Over 32 journalists from the North West region have promised to continue integrating disability issues in their reporting and programming and to ensure professionalism void of stigmatism while doing so.
This was after a two day training workshop organized by the Cameroon Baptist Convention Health Services under the Community Based Inclusive Development project of the Socio-economic Empowerment of Persons with Disabilities (SEEPD) on the role of the media in fostering community based inclusive development.
Opening the training, the Program Manager, Awa Jacques challenged the journalists to push for inclusion through thier programs and reports by holding policy makers to account as they implement SDG oriented projects.

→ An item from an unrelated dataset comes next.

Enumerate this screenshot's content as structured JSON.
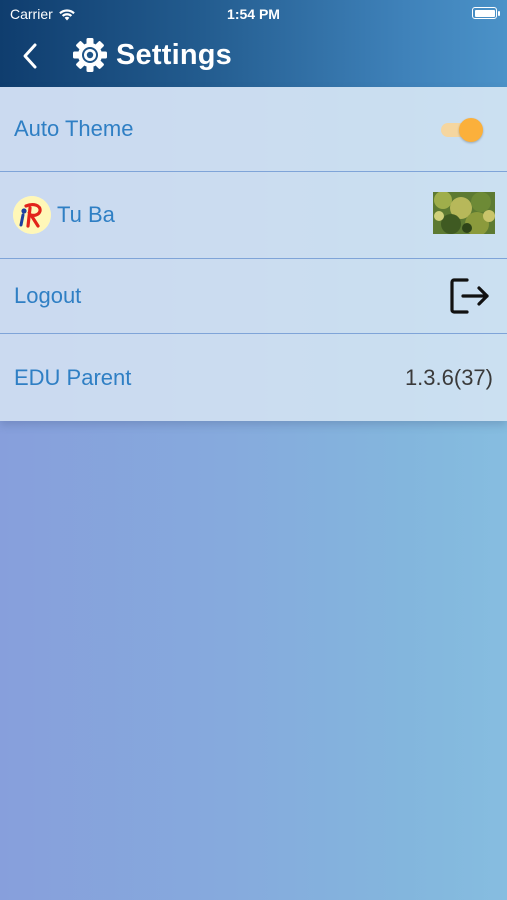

A challenge which the journalists have accepted to take as they say they are now, more than ever motivated to take given the policy, physical and attitudinal barriers to inclusive development.
“I am leaving the workshop committed to keep promoting disability inclusion in the way I do my reports. I am thinking that whatever news angles or programs that I get to do, I should factor in disability. There is alot to hold stakeholders to account on how they are promoting inclusion, 15% is not a small number excluded when policies are being crafted, when development initiatives are being taken” noted Wanchia Cynthia, journalist with The Guardian Post newspaper.
Like Cynthia, other journalists are unanimous that it is high time for journalists to be intentional about mainstreaming disability and inclusive development in the media and to hold power to account.
For two days, the participants were engaged on topical and timely modules like the problematic of disability, the global and legal instruments on disability/ inclusion, key principles guiding disability inclusive journalism, barriers to disability inclusion, language and disability reporting amongst others.